By David Tulis
My dissent from debt-based national economy is visceral. Meaning, I feel it in my bones as if it were a physical force. Because it touches not just the intellect, but emotion, I catch myself being ungracious to Christians whose dissent from the world of credit cards, mortgages and Fico scores seems lackluster.
Andrew Lee is an associate professor at Lee University, and tells a story about a credit card user whose misstep in making a payment prevented him from getting a mortgage.
Yes, prevented him from getting a mortgage — and “as a result he was unable to purchase his dream home.”
Here’s the shocking story. “The man wrote a check to pay off (in full) his American Express credit card. But he inadvertently wrote a check that was $1.86 too short. You read that right — the check he mailed in to pay the bill was $1.86 less than what he actually owed. The man had no idea he had written the wrong number and had unintentionally failed to pay the credit card bill in time.”
Amex deems the account late, charges the man a F$35 late fee, making his balance now F$36.86. Mr. Andrews explains: “The late fee caused his Fico credit score to drop from a score of 711 to 640. *** Can you guess what happened next? As a result of his lowered credit score, the man received a call from his mortgage lender saying they had changed their mind and were denying his mortgage loan.”
In the same vein, Mr. Lee, who is a coordinator for Dave Ramsey’s Financial Peace University, tells of the F$35 fee being slapped on a borrower whose “check had arrived in the company’s mail room thirty minutes late.” That party pays off the F$6 due, forks over the penalty amount and “immediately cancel[s] their credit card.”
The reader should avoid credit cards, Mr. Andrews advises. “But if you’re determined to use credit cards, be aware of how late fees and other seemingly minor transactions, can affect your financial situation.”
Perhaps I am a great sinner for impatience. Maybe I should have compassion to hear of the agonies of those in the world of plastic. Indeed, the man who is denied a mortgage on account of a two-buck underpayment has a story to tell his grandchildren, because the denial of one house in God’s providence put that man and his family into another, and from that reality flowed alternative experiences that would not have otherwise in God’s providence materialized. The present with its grand details, monumental particulars and vast sweeps of consciousness might often have been proven the result of insignificant such details.
When I read Mr.
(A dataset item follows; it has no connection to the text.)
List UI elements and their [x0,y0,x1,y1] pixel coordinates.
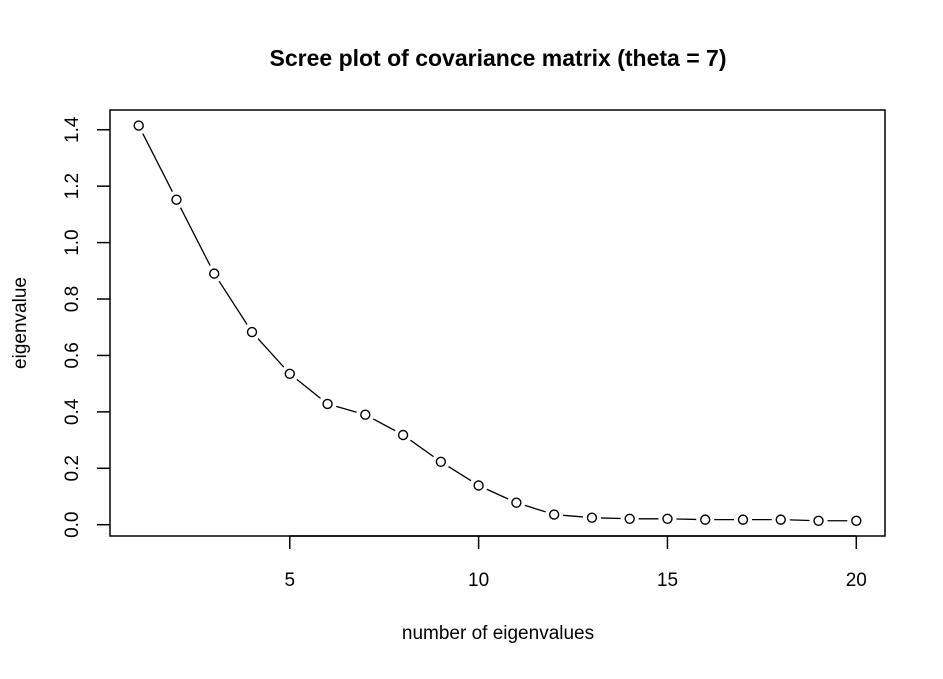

Andrews’ story in Good News Chattanooga, a free Christian magazine with Os Guinness adorning the March cover, I have to force myself to be charitable and to not dismiss such woes as trivial. Yes, the world of ideasphere money and a credit economy is a vast artifice, a macroeconomic house of cards. The people who fuss over Fico scores may live in a monetary la-la land.
But perhaps my own life is unreal. I don’t use a credit card and don’t have any debt. Perhaps my argument for honest money mistakenly ignores the digital revolution where payments can be made in gold by smartphone. Perhaps insisting on referential currency and coins measured by weight is the fantasyland. Perhaps damning central banks and inflation and demanding honest weights and measures is biblical enough, but still retrograde and reactionary. I could be wrong about everything touching on the private purse and the public fisc. I could be wrong in suggesting we be suspicious of credit and that, as Mr. Andrews suggests, we abandon plastic altogether.
Let me leave here plenty of room for those who see a fault in me. The reformation I should consider is perhaps that of my own heart — a lack of sympathy and grace toward others.
The man whose wreck is a Fico score plunge is one who eventually will appreciate his situation in the credit economy. His debtor score disaster, let’s hope, serves him well to shock his conscience and propel him out of the red of IOUs and into the green of liquidity. Maybe, then, the background humming of local economy and cash will become more distinct, and the onetime borrower will hear a distinction in the notes.
The “No patience” comment intrigues me as banking is discussed. It was not once, but twice that Jesus went into the temple with a whip. Who was His target? It can be well argued it was what has become the modern day banker. This is consistent with His comment in Matthew 6:24 “You cannot serve God and money.”
Perhaps no patience is the virtue here and not a vice.